Crude oil tanker freight rates from the Arabian Gulf to China doubles on the back of tanker attacks
VLCC spot freight rates between the Arabian Gulf and China rose 101% in the days between 13 June 2019 and 20 June 2019, in the aftermath of attacks on two tankers in the Strait of Hormuz. Spot freight rates for a VLCC, carrying 2 million barrels of oil, between the Arabian Gulf and China reached USD 25,994 per day on 20 June, their highest level since March and significantly above the May average of USD 9,979 per day.
Despite this increase, freight rates on this route only narrowly exceeds the daily break-even costs of a VLCC, that on average amounts to USD 25,000 per day.
The latest attacks which happened on 13 June 2019 have further increased uncertainty which was already high following explosions on four tanker vessels off the coast of the United Arab Emirates on 12 May 2019.
Measured against global oil demand, around a fifth of global oil consumption sails through the Strait of Hormuz, making the strait a critical chokepoint for global energy markets.
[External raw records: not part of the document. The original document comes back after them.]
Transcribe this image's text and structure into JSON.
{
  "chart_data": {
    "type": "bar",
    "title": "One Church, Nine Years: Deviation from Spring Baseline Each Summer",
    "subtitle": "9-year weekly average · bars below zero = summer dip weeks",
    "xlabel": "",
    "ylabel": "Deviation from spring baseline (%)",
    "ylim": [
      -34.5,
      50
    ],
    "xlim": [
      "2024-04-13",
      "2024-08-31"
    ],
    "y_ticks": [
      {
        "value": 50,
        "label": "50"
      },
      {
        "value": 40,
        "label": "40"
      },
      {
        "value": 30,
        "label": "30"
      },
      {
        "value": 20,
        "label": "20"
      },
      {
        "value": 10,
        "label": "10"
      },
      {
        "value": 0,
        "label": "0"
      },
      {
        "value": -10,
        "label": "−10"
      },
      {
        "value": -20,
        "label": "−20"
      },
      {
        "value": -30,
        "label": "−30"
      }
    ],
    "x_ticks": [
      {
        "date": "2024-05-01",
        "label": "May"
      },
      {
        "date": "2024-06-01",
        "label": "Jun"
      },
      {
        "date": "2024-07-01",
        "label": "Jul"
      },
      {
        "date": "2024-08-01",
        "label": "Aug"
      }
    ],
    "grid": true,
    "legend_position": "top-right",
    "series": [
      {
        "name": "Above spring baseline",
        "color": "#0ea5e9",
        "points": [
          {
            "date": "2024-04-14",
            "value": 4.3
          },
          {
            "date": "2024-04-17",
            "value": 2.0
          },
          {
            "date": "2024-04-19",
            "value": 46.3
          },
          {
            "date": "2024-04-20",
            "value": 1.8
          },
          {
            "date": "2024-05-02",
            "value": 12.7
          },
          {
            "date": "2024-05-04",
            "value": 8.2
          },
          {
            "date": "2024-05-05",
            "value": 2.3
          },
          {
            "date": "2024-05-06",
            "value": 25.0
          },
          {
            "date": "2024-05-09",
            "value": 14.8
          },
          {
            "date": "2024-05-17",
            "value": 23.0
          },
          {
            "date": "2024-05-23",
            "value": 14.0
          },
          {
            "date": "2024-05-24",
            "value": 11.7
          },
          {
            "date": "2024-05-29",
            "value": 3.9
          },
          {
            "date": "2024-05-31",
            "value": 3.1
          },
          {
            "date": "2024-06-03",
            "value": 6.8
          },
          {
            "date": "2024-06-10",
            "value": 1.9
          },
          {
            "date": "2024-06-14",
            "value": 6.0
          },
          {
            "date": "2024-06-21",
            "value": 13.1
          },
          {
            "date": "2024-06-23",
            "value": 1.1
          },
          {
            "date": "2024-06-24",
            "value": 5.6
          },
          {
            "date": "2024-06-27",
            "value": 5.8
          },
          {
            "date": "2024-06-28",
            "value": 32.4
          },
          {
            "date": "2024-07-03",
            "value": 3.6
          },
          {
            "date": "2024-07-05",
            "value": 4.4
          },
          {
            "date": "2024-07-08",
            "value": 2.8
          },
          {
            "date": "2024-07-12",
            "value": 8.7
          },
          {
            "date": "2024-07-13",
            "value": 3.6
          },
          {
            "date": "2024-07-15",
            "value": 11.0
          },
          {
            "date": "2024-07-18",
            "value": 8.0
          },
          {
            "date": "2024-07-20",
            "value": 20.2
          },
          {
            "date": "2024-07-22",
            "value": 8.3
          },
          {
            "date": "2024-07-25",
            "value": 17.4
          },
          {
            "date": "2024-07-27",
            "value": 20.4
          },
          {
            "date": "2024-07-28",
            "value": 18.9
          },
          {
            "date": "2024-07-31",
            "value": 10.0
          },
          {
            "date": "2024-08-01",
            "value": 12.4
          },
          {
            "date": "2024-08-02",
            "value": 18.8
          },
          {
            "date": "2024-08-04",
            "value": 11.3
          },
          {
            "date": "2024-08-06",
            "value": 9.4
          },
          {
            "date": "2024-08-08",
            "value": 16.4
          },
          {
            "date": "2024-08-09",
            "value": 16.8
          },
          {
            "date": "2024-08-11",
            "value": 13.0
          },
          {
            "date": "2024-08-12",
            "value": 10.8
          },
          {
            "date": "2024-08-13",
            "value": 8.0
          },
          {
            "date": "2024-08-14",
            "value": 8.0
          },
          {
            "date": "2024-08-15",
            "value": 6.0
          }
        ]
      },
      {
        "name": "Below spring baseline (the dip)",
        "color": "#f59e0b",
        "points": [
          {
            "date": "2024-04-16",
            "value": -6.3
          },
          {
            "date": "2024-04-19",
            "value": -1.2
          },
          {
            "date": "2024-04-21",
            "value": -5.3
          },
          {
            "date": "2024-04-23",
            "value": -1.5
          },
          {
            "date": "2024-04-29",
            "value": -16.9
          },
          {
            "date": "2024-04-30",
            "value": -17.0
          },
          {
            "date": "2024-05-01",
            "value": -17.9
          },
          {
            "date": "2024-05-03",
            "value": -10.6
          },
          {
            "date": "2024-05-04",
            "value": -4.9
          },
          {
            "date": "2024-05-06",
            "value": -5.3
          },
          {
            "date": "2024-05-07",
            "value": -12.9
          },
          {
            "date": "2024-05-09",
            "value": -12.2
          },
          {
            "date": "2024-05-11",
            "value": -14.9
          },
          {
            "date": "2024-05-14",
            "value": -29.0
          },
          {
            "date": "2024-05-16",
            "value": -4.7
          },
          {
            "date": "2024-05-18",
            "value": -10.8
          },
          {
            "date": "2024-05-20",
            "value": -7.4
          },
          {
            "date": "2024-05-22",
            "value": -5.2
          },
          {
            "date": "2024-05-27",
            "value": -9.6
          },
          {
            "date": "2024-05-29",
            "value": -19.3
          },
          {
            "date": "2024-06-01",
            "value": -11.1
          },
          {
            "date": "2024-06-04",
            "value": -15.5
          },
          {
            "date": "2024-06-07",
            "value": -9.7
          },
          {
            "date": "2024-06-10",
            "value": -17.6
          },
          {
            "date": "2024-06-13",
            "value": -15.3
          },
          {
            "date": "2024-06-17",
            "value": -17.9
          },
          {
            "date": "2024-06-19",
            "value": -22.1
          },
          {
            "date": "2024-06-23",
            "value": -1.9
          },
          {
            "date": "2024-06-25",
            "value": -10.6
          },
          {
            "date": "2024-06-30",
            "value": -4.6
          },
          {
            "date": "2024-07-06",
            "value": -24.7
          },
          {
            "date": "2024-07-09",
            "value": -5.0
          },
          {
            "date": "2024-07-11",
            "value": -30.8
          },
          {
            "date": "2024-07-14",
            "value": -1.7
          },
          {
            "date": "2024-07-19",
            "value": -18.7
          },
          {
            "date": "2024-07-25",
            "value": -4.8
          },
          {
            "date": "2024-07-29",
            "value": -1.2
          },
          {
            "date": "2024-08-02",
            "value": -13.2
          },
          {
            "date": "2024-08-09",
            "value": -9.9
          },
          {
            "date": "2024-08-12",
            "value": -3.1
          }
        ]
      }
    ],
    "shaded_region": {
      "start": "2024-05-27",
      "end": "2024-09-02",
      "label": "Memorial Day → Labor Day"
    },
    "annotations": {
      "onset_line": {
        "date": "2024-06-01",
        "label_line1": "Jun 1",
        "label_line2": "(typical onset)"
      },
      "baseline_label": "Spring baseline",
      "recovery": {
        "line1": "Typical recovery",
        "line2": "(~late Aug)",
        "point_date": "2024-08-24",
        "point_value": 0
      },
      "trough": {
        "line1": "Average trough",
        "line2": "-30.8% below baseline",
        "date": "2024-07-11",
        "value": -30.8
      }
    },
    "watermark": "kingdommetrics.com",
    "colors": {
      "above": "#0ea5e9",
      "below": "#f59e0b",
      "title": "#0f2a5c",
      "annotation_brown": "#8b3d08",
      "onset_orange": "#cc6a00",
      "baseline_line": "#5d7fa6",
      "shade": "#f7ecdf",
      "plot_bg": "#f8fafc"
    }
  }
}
Considering only seaborne transportation of crude oil, the 19.7 million barrels per day transiting the Strait of Hormuz represents 49% of the 40.5 million barrels transported in total (source: Clarksons Research).
Freight rates on one of the attacked routes remain stable
Although spot freight rates for crude oil tankers out of the Arabian Gulf have risen sharply, those for LR2 tankers carrying clean oil products like naphtha, have remained much more stable. Spot freight rates for an LR2 carrying ½ million barrels of naphtha condensate from the Middle East Gulf to Japan, rose by only 4% between 13 and 20 June 2019. The ‘Front Altair’ was sailing on this trade when it was attacked on 13 June.
Freight rates for an LR2 were down in the week of the attacks from the previous week, in stark contrast to the development in crude oil tanker earnings.
“The unchanged rates for oil product tankers compared with the jump in freight rates for crude oil tankers, illustrate the differences between the two markets as well as the effects of sentiment on crude oil freight rates,”says BIMCO’s Chief Shipping Analyst, Peter Sand.
Tanker owners continue trading ships in the Arabian Gulf
Immediately after the attacks, safety concerns led several tanker owners to question whether they would continue trading in the Arabian Gulf, there has however been no major exodus from the market.
“The vast majority of tanker owners are more or less going about with business as usual, although they have ratcheted up their safety and security precautions when trading their ships in the Arabian Gulf,” Sand says.
These additional measures include speeding up while sailing through the Strait of Hormuz, as well as avoiding sailing through it at night at which point watchkeeping becomes more difficult.
The added costs of safety measures as well as higher insurance premiums, which rose sharply following the news of the attacks mean that ship owners will not only face higher risks but also higher costs when trading in the region.
“To avoid major disruption, it is vital for global energy trade that the Strait of Hormuz remains accessible and safe for ships to sail through. As long as tensions aren’t escalated the attacks are unlikely to have a more profound effect. However, the risks that the conflict will escalate remains very present and a great worry to everyone involved with oil trading in the region,” says Sand.
BIMCO has urged all nations to do what they can to de-escalate the situation and allow ships to pass safely through the Strait of Hormuz.